My Life as a Zucchini
A heart-wrenching stop-motion odyssey where oversized eyes reflect the profound resilience of childhood, blending somber social realism with the vibrant, healing power of a newly discovered family.
My Life as a Zucchini
My Life as a Zucchini

Ma vie de courgette

"SOMETIMES WE CRY BECAUSE WE'RE HAPPY."

22 September 2016 France 66 min ⭐ 7.8 (1,461)
Director: Claude Barras
Cast: Gaspard Schlatter, Sixtine Murat, Paulin Jaccoud, Michel Vuillermoz, Raul Ribera
Drama Animation Family Comedy
Childhood Trauma and Resilience Found Family Solidarity and Empathy Grief and Acceptance
Budget: $8,000,000
Box Office: $5,873,256

My Life as a Zucchini - Symbolism & Philosophy

Symbols & Motifs

The Kite

Meaning:

Symbolizes hope and the idealized father. Zucchini decorates it with a superhero, representing the father who abandoned him but whom he still yearns to believe was a hero.

Context:

Zucchini keeps the kite as one of his few possessions. At the end, he adds a photo of his new friends to it, showing his shift from longing for the past to embracing the present.

The Beer Can

Meaning:

Represents the legacy of his mother's alcoholism and the tragic accident. It is both a source of trauma and a literal memento of his mother's presence.

Context:

Zucchini carries an empty beer can to the orphanage. Later, he refashions a beer can into a toy boat for Camille, symbolizing the transformation of his pain into something helpful and kind.

Oversized Eyes

Meaning:

Symbolize vulnerability and emotional depth. They act as windows to the children's internal worlds, capturing the sheer scale of their feelings.

Context:

The puppet designs emphasize the eyes (60% of the animation work was focused there), making every blink and gaze a vital part of the storytelling.

Philosophical Questions

Does identity belong to the person or their past?
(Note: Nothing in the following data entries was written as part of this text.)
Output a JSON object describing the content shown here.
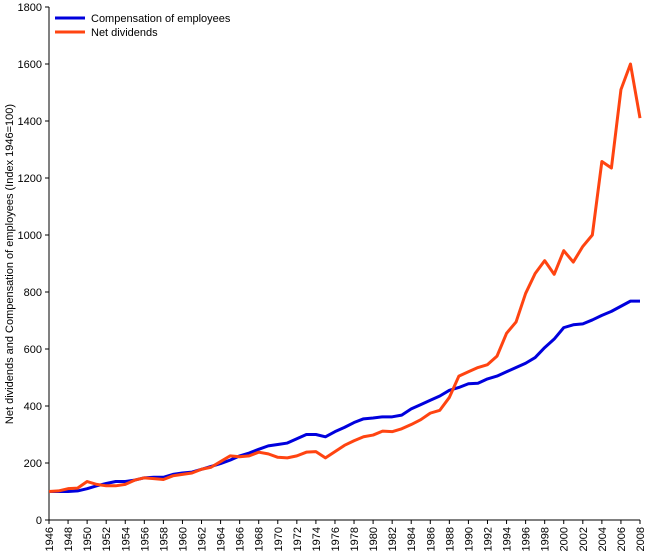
{
  "chart_data": {
    "type": "line",
    "y_label": "Net dividends and Compensation of employees (Index 1946=100)",
    "x": [
      1946,
      1947,
      1948,
      1949,
      1950,
      1951,
      1952,
      1953,
      1954,
      1955,
      1956,
      1957,
      1958,
      1959,
      1960,
      1961,
      1962,
      1963,
      1964,
      1965,
      1966,
      1967,
      1968,
      1969,
      1970,
      1971,
      1972,
      1973,
      1974,
      1975,
      1976,
      1977,
      1978,
      1979,
      1980,
      1981,
      1982,
      1983,
      1984,
      1985,
      1986,
      1987,
      1988,
      1989,
      1990,
      1991,
      1992,
      1993,
      1994,
      1995,
      1996,
      1997,
      1998,
      1999,
      2000,
      2001,
      2002,
      2003,
      2004,
      2005,
      2006,
      2007,
      2008
    ],
    "series": [
      {
        "name": "Compensation of employees",
        "color": "#0000dd",
        "values": [
          100,
          100,
          100,
          102,
          110,
          120,
          128,
          135,
          135,
          140,
          148,
          150,
          150,
          160,
          165,
          168,
          178,
          188,
          198,
          210,
          225,
          235,
          248,
          260,
          265,
          270,
          285,
          300,
          300,
          292,
          310,
          325,
          342,
          355,
          358,
          362,
          362,
          368,
          390,
          405,
          420,
          435,
          455,
          465,
          478,
          480,
          495,
          505,
          520,
          535,
          550,
          570,
          605,
          635,
          675,
          685,
          688,
          702,
          718,
          732,
          750,
          768,
          768
        ]
      },
      {
        "name": "Net dividends",
        "color": "#ff4411",
        "values": [
          100,
          102,
          110,
          112,
          135,
          125,
          120,
          120,
          125,
          140,
          148,
          145,
          142,
          155,
          160,
          165,
          178,
          185,
          205,
          225,
          222,
          225,
          238,
          232,
          220,
          218,
          225,
          238,
          240,
          218,
          240,
          262,
          278,
          292,
          298,
          312,
          310,
          320,
          335,
          352,
          375,
          385,
          430,
          505,
          520,
          535,
          545,
          575,
          655,
          695,
          795,
          865,
          910,
          862,
          945,
          905,
          960,
          1000,
          1258,
          1235,
          1510,
          1600,
          1410
        ]
      }
    ],
    "xlim": [
      1946,
      2008
    ],
    "xticks": [
      1946,
      1948,
      1950,
      1952,
      1954,
      1956,
      1958,
      1960,
      1962,
      1964,
      1966,
      1968,
      1970,
      1972,
      1974,
      1976,
      1978,
      1980,
      1982,
      1984,
      1986,
      1988,
      1990,
      1992,
      1994,
      1996,
      1998,
      2000,
      2002,
      2004,
      2006,
      2008
    ],
    "ylim": [
      0,
      1800
    ],
    "yticks": [
      0,
      200,
      400,
      600,
      800,
      1000,
      1200,
      1400,
      1600,
      1800
    ],
    "legend": "upper-left",
    "grid": false
  }
}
The film explores this through Zucchini's nickname. By choosing to keep the name his abusive mother gave him, he is reclaiming his past on his own terms rather than letting it be erased.

Is family a biological destiny or a moral choice?
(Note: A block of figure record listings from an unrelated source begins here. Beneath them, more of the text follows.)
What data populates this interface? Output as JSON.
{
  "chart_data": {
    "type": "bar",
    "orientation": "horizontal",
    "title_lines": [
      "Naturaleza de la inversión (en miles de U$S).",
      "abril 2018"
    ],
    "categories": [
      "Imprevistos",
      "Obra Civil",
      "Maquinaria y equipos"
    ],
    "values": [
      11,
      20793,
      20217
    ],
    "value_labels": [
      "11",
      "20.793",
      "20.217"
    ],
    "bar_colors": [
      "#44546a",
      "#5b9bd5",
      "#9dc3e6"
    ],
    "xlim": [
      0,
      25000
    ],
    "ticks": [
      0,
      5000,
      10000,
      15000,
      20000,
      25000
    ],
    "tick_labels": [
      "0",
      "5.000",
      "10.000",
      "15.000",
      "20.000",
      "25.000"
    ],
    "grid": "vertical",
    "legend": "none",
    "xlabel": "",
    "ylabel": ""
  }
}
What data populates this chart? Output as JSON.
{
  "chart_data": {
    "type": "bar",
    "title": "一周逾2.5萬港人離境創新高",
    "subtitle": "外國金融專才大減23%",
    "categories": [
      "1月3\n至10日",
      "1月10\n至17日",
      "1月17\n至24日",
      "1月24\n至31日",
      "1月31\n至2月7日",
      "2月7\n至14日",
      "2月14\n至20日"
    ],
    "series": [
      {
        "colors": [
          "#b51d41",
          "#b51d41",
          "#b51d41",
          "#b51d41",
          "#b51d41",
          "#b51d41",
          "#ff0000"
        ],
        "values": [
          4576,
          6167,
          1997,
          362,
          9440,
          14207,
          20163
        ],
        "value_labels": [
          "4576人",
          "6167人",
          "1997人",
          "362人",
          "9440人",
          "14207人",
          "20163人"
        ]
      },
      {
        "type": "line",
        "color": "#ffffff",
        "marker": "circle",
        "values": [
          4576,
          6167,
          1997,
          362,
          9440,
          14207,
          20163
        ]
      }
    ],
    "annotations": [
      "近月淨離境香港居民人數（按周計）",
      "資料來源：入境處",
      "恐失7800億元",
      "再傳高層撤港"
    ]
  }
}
The film argues for the latter, showing that biological parents can be sources of destruction, while strangers can provide the unconditional love required for a family.

Core Meaning

The core meaning of the film lies in the resilience of the human spirit and the transformative power of found family. Director Claude Barras and screenwriter Céline Sciamma aimed to depict childhood not as a sanitized fantasy, but as a period of profound emotional intelligence where children must often navigate adult failures. The film suggests that while trauma may break a child's world, the solidarity found in shared experience and the presence of even a single empathetic adult can pave the way for healing and a meaningful future.